Michael Forsyth, the Secretary of State for Scotland, said the SNP had produced a blueprint for national impoverishment and impotence. The nationalists were trying to enlist the support of voters on a false prospectus, he told a news conference.
But the SNP claims it is winning the economic argument for independence and will focus on the issue again today. "People have to realise they don't have to stay locked into this union with England for economic reasons," said Michael Russell, the SNP's chief executive.
The party believes that by burying the perception of Scotland as a "subsidy junkie" it will build confidence in people to vote for independence. Polls have the SNP at around 25 per cent but, encouragingly for Alex Salmond and his team, another 28 per cent of Scots give the party as their second choice.
Mr Russell said Treasury figures had shown the party had been right in the past about the surplus in the Scottish economy thanks to North Sea oil, and it would be proved right in its forecasts for the future.
While there is acceptance amongst economists and political parties of a Treasury figure that Scotland has contributed pounds 27bn more to the Exchequer since 1979 than it has received, the SNP is being pressed on its assumptions for the future.
Mr Russell said a number of economists backed an SNP analysis indicating a surplus for Scotland of pounds 12.5 bn over the next five years. Jim Walker, one of the Far East's top economists and formerly with the Royal Bank of Scotland, was called in aid by party leader Alex Salmond earlier this week.
But the SNP's opponents are making damaging use of an appraisal of the party's budget by Jim Stevens, Chief Economic Forecaster at the respected Fraser of Allander Institute. The SNP had inflated Scotland's true fiscal position by pounds 18.1bn over the next four years, Mr Stevens concluded. Its assessment was "about as useful as a chocolate fireguard". But Mr Stevens, as a member of Labour's Scottish executive, is hardly an independent in the matter.

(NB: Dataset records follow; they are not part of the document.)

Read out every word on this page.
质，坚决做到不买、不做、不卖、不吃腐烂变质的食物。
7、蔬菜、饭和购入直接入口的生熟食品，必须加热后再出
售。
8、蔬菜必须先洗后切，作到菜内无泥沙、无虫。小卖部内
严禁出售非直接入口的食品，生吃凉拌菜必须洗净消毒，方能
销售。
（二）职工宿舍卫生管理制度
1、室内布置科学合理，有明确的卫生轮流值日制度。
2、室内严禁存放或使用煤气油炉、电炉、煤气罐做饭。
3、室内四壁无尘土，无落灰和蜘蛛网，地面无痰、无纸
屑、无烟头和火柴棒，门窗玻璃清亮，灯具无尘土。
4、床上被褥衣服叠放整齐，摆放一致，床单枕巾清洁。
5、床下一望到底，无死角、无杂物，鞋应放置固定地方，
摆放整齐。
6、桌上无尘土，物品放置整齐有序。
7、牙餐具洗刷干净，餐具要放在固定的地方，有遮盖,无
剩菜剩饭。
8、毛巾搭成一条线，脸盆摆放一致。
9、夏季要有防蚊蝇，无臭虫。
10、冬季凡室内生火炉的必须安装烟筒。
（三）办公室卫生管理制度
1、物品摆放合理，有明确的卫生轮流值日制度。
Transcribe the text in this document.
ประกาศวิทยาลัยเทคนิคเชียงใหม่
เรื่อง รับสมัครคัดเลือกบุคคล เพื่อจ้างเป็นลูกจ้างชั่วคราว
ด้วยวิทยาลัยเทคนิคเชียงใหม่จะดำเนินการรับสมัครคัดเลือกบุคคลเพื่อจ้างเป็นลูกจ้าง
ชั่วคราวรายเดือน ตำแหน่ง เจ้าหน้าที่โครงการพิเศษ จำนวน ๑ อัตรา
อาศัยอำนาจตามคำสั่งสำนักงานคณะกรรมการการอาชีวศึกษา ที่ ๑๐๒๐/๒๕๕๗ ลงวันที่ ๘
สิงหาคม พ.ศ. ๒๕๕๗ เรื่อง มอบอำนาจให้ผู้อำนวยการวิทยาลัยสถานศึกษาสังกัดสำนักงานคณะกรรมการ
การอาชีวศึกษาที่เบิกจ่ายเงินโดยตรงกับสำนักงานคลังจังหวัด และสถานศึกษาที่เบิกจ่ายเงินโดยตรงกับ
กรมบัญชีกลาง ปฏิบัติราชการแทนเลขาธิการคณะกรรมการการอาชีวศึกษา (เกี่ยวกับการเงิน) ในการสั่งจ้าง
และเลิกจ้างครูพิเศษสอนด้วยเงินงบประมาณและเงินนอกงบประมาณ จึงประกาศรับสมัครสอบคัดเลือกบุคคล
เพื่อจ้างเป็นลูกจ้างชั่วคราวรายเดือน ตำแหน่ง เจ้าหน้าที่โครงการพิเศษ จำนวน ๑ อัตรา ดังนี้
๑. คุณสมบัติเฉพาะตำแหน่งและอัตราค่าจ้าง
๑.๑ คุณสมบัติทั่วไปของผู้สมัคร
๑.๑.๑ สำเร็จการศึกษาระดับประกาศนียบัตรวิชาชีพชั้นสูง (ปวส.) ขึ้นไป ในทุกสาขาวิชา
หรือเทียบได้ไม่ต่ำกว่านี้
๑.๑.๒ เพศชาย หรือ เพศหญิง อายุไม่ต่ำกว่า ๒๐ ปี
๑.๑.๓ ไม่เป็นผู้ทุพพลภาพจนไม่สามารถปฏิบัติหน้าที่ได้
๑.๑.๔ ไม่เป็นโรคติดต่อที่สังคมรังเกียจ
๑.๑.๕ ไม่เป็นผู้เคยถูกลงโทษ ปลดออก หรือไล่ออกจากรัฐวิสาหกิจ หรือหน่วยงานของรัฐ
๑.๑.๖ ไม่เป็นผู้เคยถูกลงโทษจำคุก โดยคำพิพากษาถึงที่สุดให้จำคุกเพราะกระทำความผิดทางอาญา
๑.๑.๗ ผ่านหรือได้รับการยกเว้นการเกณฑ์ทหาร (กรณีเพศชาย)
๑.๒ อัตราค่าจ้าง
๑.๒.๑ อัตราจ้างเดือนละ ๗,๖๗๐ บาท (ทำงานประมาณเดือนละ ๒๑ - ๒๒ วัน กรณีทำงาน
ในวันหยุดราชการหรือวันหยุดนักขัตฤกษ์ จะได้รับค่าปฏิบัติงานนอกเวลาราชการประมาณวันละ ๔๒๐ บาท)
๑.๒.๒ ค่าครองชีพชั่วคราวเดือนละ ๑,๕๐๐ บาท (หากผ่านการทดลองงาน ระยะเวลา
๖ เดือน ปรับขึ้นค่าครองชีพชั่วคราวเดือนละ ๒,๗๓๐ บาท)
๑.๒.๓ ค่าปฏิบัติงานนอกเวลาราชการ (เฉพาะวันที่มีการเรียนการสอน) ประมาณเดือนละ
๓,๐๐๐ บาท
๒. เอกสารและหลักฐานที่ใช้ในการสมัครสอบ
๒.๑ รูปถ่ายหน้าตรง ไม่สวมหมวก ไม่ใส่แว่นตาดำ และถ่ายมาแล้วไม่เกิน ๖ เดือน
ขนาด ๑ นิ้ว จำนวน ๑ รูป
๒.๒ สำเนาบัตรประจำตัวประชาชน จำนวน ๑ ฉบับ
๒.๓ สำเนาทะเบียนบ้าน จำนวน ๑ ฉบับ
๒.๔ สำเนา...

Mr Forsyth said the SNP's calculations were based on the huge oil revenues of the pre-1986 boom years. These peaked at pounds 12bn in 1984-1985 and, according to Mr Stevens, their like would not be seen again.
"The SNP's own accounting shows that their old fashioned public-spending plans would entail an extra pounds 5.5bn expenditure in the first four years of separatism. Since the actual fiscal situation of a separate Scotland would be a deficit of pounds 8.2bn, the consequences of such a programme would be national bankruptcy," Mr Forsyth said.
Andrew Welsh, the SNP vice president, dismissed the Secretary's remarks as those of a unionist with a narrow vested interest in his job at Westminster.